Background: Outcomes in patients with brain metastases from gastrointestinal tract cancers are not well defined. In this study we used precise, single-session, focal tumor irradiation (radiosurgery) in patients with brain metastases and evaluated the results.
Methods: Thirty-nine patients had brain metastases from gastrointestinal tract cancer and were treated with radiosurgery. Thirty-two also had whole brain radiotherapy. Primary lesions included colorectal cancer (n = 25), esophageal cancer (n = 11), cholangiocarcinoma (n = 1), duodenal cancer (n = 1), and jejunal cancer (n = 1). Seventy-two tumors were treated.

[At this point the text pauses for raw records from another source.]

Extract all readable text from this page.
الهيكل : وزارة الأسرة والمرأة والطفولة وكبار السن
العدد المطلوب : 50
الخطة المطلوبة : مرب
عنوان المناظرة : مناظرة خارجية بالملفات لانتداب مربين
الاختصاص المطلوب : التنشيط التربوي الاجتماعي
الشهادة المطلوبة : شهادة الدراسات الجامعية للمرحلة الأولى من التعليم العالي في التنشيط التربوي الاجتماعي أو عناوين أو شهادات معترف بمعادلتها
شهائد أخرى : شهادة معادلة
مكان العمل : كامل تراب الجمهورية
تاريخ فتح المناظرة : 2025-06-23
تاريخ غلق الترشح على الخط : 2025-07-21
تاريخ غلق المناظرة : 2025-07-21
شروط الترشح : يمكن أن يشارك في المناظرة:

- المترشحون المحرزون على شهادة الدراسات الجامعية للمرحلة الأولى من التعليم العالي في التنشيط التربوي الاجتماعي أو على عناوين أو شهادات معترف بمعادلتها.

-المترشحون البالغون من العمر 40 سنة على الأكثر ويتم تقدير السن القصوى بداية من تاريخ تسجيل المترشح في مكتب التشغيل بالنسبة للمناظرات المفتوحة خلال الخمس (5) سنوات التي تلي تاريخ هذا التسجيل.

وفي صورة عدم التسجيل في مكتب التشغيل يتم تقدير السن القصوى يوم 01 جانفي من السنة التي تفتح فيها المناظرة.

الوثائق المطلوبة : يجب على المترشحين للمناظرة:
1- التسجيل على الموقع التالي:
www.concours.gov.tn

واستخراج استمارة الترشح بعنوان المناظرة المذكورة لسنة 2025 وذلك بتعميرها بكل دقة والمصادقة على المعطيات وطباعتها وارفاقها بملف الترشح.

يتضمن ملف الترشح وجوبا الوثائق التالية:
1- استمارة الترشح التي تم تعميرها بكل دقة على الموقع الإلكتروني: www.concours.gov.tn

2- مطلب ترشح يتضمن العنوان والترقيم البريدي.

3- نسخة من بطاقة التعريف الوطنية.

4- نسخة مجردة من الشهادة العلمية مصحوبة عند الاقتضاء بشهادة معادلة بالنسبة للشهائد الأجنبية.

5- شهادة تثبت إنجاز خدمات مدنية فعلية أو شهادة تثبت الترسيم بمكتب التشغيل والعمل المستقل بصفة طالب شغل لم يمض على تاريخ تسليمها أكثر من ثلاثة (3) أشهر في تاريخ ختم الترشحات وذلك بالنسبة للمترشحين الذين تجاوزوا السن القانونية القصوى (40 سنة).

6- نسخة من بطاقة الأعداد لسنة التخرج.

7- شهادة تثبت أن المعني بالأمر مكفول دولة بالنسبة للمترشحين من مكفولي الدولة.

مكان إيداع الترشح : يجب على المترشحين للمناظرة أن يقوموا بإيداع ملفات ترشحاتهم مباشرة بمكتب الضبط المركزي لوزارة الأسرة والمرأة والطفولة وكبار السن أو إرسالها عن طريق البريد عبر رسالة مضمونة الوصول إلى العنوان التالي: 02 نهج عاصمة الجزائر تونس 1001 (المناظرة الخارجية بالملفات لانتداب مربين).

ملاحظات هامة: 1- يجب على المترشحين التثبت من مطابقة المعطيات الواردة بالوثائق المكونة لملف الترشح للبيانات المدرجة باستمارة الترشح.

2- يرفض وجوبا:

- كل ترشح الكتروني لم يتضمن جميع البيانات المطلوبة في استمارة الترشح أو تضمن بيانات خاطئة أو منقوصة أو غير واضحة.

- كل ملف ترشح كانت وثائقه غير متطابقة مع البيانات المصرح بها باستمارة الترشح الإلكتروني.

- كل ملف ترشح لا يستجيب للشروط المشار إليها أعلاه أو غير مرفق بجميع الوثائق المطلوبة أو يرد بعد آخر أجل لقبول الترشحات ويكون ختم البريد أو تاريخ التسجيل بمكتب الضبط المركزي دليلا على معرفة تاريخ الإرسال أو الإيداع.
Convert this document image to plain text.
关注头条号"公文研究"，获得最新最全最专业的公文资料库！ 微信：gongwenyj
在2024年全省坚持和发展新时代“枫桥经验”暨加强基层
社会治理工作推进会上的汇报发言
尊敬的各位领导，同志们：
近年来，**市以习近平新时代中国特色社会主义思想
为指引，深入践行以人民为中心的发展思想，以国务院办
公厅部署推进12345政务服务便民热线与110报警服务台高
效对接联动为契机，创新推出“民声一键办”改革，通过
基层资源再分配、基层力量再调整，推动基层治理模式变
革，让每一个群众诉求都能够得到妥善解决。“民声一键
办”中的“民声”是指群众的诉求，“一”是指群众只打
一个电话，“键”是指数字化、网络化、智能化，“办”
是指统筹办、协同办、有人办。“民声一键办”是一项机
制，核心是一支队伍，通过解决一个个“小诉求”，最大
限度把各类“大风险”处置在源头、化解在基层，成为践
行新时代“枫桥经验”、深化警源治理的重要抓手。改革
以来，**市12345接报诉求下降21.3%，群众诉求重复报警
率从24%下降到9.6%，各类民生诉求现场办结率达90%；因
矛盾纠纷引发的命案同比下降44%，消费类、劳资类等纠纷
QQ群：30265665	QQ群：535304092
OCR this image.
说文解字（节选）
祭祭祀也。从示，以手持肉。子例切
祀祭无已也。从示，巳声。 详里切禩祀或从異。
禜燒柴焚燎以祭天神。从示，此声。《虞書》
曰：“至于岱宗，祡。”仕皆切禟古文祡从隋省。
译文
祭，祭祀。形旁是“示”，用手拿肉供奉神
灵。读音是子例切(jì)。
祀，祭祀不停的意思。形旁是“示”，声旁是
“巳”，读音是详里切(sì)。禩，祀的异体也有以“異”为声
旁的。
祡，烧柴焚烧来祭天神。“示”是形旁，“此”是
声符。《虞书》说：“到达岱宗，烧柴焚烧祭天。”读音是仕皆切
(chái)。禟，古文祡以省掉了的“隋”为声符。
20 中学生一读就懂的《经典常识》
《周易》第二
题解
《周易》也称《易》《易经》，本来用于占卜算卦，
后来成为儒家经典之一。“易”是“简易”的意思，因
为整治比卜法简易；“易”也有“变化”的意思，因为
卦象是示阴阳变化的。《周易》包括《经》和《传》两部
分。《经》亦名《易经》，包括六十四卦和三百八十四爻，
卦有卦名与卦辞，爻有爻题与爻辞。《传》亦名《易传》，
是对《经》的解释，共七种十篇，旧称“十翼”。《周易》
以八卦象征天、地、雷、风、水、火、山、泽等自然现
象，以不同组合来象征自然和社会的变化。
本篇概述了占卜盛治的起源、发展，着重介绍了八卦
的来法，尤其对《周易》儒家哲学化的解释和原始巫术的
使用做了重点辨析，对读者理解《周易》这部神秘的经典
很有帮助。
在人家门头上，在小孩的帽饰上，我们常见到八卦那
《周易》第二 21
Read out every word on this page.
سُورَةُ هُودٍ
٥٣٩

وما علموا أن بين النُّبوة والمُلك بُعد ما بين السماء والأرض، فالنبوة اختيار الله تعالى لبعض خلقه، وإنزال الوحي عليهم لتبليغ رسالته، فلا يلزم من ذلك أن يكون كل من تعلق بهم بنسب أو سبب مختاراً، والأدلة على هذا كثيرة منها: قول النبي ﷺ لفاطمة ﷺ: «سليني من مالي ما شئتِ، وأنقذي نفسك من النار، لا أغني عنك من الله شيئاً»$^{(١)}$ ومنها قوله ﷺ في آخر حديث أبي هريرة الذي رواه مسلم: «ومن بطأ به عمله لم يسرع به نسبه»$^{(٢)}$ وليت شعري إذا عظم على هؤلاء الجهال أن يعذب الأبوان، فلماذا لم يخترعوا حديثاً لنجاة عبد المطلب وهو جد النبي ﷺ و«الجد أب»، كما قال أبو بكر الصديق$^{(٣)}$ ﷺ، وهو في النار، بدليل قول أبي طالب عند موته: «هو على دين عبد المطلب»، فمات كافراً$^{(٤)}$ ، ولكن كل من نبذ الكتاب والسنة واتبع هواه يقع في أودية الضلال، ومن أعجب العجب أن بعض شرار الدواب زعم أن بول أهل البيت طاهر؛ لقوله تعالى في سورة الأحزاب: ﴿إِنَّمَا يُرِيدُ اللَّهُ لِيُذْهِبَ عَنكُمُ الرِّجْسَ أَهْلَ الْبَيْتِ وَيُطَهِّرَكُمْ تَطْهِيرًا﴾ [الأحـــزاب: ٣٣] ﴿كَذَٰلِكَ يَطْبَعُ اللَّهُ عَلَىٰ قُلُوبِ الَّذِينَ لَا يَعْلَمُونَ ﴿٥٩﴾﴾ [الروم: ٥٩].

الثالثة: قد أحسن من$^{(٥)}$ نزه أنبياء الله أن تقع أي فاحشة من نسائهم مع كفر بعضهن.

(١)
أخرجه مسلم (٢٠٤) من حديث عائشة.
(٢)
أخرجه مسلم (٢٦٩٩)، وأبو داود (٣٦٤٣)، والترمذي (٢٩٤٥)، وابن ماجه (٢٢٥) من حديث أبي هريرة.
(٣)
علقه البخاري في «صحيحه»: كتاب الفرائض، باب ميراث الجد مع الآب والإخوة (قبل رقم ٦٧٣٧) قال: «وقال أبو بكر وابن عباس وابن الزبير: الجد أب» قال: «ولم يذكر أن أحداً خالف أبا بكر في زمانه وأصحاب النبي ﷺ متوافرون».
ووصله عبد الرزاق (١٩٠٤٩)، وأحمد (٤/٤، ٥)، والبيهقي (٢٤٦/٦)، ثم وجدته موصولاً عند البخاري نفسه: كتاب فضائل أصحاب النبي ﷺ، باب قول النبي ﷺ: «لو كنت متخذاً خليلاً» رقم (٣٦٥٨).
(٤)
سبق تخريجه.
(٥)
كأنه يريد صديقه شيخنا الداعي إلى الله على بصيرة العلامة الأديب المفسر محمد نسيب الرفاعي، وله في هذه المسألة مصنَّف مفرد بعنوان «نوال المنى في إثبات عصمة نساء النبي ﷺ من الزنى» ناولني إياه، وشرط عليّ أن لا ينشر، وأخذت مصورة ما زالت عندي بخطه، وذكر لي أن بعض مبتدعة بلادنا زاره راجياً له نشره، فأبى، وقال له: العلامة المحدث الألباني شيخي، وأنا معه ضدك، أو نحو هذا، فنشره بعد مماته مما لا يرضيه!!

Results: The overall median survival was 9 months after diagnosis of metastatic brain disease and 5 months after radiosurgery. The 1-year survival rate after radiosurgery was 19%. The last imaging study of 49 tumors showed complete remission (CR) in 3 tumors (6.1%), partial remission (PR) in 27 tumors (55.1%), no change (NC) in 11 tumors (22.4%), and progression in 8 tumors (16.3%). The local tumor control rate (CR, PR, NC) was 84%. Two patients (5.1%) had a new or worsening neurologic deficit after radiosurgery.
Conclusions: Stereotactic radiosurgery provides reasonable local control of brain metastases from gastrointestinal tract cancer with few side effects. However, it should be used judiciously in patients with active extracranial cancers since the expected survival may be limited.